The solid line shows that the overall survival curve for the patients receiving prophylactic cranial irradiation (PCI). The dotted line shows the overall survival curve for patients not receiving PCI.
DISCUSSION
SCLC is a poorly differentiated tumor that usually presents with disseminated disease. Due to its aggressive nature, defining the prognostic factors and precise management of LS-SCLC patients is essential to get better PFS and OS in these patients.1-4 In this analysis of 89 LS-SCLC patients, multiple factors were found to be associated with the survival of these patients. Younger age, better ECOG status, stage I-II disease, complete response to CRT had a favorable impact on OS and PFS.
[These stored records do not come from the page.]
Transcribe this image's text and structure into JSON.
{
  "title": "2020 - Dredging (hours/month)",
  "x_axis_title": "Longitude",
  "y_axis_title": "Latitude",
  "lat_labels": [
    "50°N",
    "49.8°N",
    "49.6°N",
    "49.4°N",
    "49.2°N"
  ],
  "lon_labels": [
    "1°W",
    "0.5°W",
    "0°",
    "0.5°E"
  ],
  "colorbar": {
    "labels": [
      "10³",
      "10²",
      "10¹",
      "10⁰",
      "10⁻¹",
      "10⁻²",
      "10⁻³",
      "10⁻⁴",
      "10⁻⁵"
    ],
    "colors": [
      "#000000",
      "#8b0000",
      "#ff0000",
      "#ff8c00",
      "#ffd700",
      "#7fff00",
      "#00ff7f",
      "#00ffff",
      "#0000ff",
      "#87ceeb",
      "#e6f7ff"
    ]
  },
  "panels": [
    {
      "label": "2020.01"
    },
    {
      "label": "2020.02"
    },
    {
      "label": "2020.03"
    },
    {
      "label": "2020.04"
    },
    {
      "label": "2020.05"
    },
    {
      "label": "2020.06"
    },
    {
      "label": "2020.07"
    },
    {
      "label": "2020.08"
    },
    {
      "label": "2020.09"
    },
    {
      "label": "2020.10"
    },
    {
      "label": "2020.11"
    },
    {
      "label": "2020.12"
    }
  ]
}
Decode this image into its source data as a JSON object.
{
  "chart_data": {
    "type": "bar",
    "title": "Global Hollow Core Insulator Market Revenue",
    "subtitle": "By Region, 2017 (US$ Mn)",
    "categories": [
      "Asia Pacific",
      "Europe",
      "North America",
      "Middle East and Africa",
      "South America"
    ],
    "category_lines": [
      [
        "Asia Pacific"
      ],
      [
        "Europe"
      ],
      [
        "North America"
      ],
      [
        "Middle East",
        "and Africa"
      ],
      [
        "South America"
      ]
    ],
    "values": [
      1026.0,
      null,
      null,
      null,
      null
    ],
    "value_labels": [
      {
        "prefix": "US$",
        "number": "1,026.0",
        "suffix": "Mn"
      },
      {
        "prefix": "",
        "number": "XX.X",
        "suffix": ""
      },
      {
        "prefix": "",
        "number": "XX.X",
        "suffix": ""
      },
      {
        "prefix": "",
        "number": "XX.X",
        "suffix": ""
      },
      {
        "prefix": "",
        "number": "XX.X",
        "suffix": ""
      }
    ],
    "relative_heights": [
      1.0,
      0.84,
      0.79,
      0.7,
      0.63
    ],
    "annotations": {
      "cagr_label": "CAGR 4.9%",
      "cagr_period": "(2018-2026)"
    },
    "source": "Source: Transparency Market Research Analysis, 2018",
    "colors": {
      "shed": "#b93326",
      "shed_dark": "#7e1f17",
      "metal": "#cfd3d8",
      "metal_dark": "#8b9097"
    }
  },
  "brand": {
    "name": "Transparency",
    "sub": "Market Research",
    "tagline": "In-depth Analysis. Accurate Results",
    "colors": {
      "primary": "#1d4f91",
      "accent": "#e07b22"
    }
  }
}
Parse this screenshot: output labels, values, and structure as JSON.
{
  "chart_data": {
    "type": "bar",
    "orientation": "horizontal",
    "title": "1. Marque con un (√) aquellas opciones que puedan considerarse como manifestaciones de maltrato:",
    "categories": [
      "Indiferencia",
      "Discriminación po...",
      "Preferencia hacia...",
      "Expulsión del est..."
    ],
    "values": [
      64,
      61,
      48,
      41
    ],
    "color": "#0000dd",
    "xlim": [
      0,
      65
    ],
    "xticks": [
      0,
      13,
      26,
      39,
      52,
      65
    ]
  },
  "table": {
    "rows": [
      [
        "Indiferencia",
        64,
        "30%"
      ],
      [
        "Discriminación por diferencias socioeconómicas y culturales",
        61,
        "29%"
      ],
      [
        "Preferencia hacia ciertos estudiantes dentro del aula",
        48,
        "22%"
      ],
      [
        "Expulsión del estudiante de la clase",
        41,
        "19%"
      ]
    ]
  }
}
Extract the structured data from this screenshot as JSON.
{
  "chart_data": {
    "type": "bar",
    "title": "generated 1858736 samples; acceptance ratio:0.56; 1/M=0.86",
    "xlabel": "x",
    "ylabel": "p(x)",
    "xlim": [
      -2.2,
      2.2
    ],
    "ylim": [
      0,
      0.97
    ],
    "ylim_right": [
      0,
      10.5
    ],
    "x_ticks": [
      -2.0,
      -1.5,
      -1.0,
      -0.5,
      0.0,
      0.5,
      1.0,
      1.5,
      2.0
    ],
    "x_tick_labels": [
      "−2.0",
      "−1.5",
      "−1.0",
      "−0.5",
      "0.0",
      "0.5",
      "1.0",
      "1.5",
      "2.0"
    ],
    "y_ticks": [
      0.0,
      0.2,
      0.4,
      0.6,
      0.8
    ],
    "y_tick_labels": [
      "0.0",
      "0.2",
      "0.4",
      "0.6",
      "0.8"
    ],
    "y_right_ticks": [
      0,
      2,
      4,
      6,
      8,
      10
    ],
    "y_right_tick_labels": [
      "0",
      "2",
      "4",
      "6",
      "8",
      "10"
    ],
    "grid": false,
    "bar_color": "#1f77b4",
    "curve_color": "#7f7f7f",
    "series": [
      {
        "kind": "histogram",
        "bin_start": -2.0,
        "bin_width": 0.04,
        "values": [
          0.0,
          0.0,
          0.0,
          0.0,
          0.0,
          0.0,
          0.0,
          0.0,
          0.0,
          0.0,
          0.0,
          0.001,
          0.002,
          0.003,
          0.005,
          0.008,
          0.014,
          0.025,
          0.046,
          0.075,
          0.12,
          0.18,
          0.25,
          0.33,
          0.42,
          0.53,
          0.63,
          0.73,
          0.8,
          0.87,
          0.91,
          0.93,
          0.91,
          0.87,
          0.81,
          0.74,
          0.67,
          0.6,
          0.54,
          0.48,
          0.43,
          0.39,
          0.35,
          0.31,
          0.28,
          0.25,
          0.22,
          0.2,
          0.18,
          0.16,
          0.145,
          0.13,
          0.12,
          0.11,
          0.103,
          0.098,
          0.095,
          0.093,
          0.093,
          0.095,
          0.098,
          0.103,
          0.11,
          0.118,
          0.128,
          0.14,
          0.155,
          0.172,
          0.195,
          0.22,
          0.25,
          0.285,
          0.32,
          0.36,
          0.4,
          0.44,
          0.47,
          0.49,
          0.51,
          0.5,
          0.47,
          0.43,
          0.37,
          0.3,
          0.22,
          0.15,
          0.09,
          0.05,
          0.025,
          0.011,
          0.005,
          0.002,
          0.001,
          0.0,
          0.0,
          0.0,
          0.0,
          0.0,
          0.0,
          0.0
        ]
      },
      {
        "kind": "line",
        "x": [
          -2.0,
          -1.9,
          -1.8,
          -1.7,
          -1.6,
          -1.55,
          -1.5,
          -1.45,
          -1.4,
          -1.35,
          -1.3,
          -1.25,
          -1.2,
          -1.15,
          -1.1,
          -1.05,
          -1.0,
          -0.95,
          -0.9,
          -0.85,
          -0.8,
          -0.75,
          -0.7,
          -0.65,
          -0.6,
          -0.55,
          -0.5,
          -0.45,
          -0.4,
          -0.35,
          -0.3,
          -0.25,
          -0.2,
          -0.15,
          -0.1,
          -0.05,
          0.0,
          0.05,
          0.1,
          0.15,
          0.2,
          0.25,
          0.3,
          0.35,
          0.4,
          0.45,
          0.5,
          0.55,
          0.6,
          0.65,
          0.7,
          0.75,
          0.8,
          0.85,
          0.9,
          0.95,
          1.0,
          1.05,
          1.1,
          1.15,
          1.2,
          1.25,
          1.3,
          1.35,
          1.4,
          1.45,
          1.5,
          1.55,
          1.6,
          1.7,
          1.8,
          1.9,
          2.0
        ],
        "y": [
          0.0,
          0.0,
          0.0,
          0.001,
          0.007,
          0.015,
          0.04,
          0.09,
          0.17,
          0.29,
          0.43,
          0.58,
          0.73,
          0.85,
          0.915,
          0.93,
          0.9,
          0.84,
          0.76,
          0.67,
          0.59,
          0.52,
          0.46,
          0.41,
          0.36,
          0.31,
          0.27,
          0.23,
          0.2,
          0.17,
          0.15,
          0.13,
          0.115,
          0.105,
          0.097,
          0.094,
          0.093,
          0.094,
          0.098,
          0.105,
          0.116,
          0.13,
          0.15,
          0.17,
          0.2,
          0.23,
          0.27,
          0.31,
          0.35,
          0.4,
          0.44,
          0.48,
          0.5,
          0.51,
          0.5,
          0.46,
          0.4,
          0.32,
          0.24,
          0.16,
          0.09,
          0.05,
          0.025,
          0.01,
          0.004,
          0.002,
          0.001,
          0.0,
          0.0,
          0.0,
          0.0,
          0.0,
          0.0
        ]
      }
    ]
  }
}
SCLC is a disease that is mostly sensitive to CRT. SCLC commonly shows recurrence within one to two years and may become resistant to treatment. In the last three decades, a significant increase in response status has been achieved mainly due to the combined use of CRT regimen in these patients.14
PCI has been shown in clinical trials to reduce the incidence of brain metastasis in SCLC. PCI provides long-term survival benefits to patients with LS-SCLC, who show a complete or near-complete response after CRT induction. In this study, as above mentioned, PCI was found to be statistically significant in univariate analysis in terms of OS and PFS.15,16
National Clinical Research Network's concurrent CRT clinical trials for LS-SCLC reported that elderly patients compared to younger patients had worse OS and PFS, similar to results of this study.17 Similar to OS results obtained in this study, Valan et al. reported that OS of early-stage (Stage I-II), Stage IIIA, and Stage IIIB LS-SCLC patients were 33.8 months, 33.0 months, and 18.8 months, respectively.18 Contrary to the present study, no difference was found between stages in terms of OS according to TNM staging in another study.19 Go et al. found that complete response after CRT was a good independent risk factor in PFS and OS in patients with LS-SCLC, which is consistent with the present results.20 In patients with the partial response after CRT, additional treatments may be required due to the high risk of relapse. Many studies of chemotherapy or surgical resection after CRT have been performed. However, the role of consolidation treatments in such patients has not been proven.21,22
The strength of the current study was that all patients completed chemotherapy and radiotherapy. The major limitation of this study was its retrospective data collection. Another limitation was that although the total or partial response was obtained in 88.7% of the patients, only 50.6% received PCI.
CONCLUSION
Younger age, better ECOG status, stage I-II disease, and complete response after the combined modality treatment had a favourable impact on OS and PFS in LS-SCLC. In addition, this study found that complete response after CRT was a good independent risk factor in terms of PFS and OS in patients with LS-SCLC.
ETHICAL APPROVAL:
The study was conducted in accordance with the Declaration of Helsinki, and the protocol was approved by the Ethics Committee of the Institutional Review Board (IRB approval No. 48670771-514.10/150). The ethical approval was obtained prior to initiation of the present study.
PATIENTS’ CONSENT:
Informed consent was not required as it is a retrospective study and patient identity was kept anonymous.
CONFLICT OF INTEREST:
The authors declared no conflict of interest.
AUTHORS’ CONTRIBUTION:
MMA, AS: Conception, design, analyses, interpretation, drafting, final approval.
EU, OS, OC: Acquistion, drafting, final approval, revision.
FA: Analyses, drafting, final approval.